AT&T’s Vote for Google-Verizon Net Neutrality Plan No Surprise
By Ian Paul
PCWorldAug 16, 2010 9:09 am PDT
AT&T recently said it supports the Google-Verizon net neutrality plan that would prevent wireless networks from being subject to neutrality regulations.
Ralph de la Vega, CEO of AT&T Mobility, recently called the plan a “reasonable framework.” Later, Joan Marsh, AT&T’s Vice President of Federal Regulatory, wrote about the proposal and the need for unregulated wireless networks on the company’s public policy blog. “Wireless carriers must to [sic] be able to dynamically manage traffic and operate their networks in an environment free from burdensome, arbitrary and unnecessary regulations,” Marsh said.
The Google-Verizon plan, which has drawn critics as well, calls for making the Internet we know today completely neutral for lawful content. This means carriers could not discriminate against or restrict different types of (lawful) data from running through its broadband network. However, the plan would leave wireless networks out of the debate, and allow broadband providers to offer non-neutral specialized broadband services such as medical health monitoring and entertainment content.
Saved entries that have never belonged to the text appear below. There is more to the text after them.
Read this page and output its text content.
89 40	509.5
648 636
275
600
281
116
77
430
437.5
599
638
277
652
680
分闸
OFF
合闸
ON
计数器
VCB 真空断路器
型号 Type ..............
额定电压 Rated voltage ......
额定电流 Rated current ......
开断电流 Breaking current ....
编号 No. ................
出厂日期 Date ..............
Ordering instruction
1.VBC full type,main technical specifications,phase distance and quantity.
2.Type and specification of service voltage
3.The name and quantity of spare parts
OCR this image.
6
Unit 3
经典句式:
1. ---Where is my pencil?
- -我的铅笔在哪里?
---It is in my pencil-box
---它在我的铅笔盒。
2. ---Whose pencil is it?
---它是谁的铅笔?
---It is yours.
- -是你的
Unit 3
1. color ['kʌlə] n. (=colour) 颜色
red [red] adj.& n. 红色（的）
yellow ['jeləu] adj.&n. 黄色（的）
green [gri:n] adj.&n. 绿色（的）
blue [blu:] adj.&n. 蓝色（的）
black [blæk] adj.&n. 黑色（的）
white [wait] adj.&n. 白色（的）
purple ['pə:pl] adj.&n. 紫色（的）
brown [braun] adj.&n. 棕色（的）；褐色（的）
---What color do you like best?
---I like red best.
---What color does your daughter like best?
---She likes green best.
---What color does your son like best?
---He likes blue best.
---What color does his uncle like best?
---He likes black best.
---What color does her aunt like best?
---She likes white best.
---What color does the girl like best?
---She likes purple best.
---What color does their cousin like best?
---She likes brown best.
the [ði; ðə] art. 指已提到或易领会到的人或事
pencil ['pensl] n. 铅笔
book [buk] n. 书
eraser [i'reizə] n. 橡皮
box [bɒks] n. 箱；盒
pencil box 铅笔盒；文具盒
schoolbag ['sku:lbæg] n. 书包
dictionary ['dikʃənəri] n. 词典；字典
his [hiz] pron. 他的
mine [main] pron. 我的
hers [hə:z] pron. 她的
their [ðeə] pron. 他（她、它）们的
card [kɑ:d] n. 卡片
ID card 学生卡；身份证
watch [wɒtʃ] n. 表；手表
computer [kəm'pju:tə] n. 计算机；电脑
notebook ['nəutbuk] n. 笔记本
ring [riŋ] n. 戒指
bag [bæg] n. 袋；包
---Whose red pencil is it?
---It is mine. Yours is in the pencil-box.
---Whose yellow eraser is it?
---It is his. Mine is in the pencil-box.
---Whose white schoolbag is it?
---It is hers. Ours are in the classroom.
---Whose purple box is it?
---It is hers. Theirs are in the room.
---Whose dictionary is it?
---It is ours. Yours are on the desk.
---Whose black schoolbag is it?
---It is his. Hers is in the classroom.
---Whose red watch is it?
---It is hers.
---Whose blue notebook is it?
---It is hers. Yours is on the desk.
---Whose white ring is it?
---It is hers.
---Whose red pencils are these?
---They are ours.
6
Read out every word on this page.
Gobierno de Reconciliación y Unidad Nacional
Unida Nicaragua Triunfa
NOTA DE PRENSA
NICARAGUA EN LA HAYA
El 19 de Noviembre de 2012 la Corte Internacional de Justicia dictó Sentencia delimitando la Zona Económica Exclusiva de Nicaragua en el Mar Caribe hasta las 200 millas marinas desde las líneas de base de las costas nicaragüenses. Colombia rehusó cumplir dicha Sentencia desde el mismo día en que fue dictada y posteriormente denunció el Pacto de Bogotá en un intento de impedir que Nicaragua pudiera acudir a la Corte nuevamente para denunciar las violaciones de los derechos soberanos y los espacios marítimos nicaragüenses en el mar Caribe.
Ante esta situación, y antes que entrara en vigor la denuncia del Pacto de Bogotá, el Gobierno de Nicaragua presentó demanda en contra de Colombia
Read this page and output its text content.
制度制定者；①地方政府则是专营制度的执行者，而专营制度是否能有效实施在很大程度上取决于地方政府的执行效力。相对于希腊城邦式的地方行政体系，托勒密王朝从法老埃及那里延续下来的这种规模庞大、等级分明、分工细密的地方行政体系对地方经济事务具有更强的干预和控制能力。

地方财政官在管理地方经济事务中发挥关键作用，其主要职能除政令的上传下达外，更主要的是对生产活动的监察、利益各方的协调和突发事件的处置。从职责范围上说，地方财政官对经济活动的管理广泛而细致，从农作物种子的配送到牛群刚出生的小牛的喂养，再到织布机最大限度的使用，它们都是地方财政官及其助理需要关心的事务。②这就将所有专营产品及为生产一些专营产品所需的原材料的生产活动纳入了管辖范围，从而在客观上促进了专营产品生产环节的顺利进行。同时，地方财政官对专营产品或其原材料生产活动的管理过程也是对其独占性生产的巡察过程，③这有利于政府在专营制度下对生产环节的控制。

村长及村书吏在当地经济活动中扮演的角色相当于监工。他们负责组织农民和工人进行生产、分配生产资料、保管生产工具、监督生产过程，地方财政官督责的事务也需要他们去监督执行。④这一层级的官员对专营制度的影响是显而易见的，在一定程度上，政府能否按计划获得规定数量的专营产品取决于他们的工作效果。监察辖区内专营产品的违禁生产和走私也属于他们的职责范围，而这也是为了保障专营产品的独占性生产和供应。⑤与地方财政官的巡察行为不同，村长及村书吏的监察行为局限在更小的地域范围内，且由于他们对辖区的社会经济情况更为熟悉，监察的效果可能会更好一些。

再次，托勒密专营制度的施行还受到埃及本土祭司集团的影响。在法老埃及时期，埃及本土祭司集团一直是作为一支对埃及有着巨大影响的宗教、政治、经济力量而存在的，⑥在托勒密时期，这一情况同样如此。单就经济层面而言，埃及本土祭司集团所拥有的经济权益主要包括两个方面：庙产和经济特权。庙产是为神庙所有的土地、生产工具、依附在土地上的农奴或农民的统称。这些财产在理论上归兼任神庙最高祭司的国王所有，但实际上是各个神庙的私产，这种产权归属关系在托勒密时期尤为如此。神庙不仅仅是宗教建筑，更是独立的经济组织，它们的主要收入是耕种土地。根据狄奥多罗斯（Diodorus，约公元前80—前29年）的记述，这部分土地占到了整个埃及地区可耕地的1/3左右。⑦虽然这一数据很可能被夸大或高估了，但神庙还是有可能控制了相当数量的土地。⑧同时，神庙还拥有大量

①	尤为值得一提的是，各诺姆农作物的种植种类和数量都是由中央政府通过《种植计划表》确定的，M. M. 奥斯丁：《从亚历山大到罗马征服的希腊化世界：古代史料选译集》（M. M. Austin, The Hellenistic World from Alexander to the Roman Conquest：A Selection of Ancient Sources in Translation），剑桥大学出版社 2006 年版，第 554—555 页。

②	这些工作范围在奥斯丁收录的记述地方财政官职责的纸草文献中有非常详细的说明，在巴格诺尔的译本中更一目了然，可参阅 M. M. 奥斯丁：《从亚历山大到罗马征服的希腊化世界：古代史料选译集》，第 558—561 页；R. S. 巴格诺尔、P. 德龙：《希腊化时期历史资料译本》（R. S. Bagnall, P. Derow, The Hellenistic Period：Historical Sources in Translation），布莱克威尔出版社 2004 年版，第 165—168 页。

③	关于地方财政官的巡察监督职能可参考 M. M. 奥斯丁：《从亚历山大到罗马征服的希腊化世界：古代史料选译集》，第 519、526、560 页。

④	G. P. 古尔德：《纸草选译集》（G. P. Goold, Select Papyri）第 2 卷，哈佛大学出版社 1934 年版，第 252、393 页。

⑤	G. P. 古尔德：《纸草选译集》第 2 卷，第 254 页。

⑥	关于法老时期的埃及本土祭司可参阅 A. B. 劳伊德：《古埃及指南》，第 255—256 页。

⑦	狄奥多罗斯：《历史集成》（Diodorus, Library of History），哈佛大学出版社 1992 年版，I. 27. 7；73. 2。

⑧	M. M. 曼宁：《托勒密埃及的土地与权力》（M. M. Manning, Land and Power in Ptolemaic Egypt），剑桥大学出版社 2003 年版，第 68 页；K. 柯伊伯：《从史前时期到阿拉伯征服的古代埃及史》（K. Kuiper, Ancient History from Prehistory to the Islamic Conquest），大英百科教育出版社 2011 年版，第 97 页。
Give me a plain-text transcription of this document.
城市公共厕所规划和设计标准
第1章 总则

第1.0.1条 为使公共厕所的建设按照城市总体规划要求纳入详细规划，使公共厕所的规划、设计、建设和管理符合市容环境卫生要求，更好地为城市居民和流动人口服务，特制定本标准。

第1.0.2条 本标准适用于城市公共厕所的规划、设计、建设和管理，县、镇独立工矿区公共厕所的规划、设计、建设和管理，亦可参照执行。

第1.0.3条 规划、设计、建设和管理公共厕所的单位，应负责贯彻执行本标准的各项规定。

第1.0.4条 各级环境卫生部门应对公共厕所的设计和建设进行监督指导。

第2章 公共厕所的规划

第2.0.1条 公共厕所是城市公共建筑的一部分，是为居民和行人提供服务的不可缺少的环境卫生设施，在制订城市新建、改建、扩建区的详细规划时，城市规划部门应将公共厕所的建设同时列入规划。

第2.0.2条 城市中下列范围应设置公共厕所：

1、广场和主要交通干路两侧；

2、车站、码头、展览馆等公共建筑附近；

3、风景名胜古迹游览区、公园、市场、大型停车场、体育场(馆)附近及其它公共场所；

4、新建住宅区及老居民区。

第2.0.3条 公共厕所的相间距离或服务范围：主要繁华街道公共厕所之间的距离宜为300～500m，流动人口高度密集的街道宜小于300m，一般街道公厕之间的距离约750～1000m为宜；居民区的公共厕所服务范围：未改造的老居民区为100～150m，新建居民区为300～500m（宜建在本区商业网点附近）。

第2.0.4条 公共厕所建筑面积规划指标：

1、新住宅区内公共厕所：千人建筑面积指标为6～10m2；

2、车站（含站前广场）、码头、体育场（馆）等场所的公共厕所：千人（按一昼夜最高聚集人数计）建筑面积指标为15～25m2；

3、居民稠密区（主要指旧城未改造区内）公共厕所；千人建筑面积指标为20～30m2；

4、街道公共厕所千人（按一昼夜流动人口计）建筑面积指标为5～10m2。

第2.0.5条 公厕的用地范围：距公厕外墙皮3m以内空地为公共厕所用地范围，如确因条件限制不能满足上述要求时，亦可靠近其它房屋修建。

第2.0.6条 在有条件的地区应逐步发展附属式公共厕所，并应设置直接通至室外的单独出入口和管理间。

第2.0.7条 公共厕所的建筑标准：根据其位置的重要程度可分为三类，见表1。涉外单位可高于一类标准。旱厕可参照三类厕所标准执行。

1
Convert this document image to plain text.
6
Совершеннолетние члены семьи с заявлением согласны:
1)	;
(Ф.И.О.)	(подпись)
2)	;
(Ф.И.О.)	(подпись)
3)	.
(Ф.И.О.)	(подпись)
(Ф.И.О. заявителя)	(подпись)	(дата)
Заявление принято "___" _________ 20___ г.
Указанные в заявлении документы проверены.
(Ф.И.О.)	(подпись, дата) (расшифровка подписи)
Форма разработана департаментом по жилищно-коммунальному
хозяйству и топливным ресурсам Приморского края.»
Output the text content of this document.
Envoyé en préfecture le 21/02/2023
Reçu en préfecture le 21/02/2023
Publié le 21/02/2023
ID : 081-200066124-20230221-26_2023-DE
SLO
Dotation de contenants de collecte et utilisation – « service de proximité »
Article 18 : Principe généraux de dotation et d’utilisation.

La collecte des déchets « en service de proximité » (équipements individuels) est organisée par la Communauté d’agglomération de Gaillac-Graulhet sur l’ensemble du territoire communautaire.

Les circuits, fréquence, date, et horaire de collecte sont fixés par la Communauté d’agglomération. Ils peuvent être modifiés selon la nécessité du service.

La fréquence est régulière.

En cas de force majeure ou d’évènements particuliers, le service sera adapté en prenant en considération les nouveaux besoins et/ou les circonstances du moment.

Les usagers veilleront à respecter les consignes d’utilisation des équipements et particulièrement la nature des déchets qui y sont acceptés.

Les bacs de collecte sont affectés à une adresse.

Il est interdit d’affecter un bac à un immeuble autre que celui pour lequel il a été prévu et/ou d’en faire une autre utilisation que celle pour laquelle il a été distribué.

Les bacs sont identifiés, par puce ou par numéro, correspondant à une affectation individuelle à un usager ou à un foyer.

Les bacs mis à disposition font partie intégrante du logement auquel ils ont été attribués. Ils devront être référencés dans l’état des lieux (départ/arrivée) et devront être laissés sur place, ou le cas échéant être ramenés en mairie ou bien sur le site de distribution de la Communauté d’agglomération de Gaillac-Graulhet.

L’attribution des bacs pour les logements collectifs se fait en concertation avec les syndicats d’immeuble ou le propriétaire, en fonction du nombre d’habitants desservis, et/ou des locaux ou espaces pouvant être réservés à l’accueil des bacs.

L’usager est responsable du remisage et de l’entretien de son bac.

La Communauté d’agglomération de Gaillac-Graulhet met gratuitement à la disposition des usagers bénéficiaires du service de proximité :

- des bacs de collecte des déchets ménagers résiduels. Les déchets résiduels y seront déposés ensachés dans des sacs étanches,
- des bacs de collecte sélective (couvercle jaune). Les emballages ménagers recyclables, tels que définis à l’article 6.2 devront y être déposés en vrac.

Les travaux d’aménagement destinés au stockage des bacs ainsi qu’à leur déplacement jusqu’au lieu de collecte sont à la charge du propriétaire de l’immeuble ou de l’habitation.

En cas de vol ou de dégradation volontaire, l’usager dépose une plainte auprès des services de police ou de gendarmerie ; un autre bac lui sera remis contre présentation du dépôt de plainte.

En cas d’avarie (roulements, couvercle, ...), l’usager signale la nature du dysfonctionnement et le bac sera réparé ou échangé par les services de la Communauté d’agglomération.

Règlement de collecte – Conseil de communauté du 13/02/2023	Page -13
Despite previous actions, it isn’t that surprising the company would approve of the Google-Verizon framework. That’s because by the end of 2009, AT&T changed its position on net neutrality. In fact, it had adopted at least one view similar to those found in the Google-Verizon proposal.
In a letter to FCC Chairman Julius Genachowski, AT&T said, “preserving the open character of the Internet is critically important.” However, unlike Google and Verizon, AT&T wanted the FCC to address complaints of anticompetitive or discriminatory behavior on a case-by-case basis instead of applying a “strict nondiscrimination standard.” Broad net neutrality rules, AT&T argued, could “ban voluntary commercial agreements for…certain value-added broadband services.” You can read the entire letter here (PDF).
AT&T’s reference to “value-added broadband services” is similar to Google and Verizon’s call to have a non-neutral broadband network for “additional, differentiated online services.” As mentioned earlier, such services could include health care monitoring, educational tools, gaming, and other forms of entertainment content.That means they could charge you more for accessing the net for those functions.
Considering AT&T’s previous calls against regulating private broadband services (not to mention it’s clear interest in having an unregulated wireless network) it’s no surprise that AT&T likes what the Google-Verizon plan offers. But the company hasn’t signed on entirely; its support is preliminary, not a Verizon-Google-AT&T net neutrality proposal.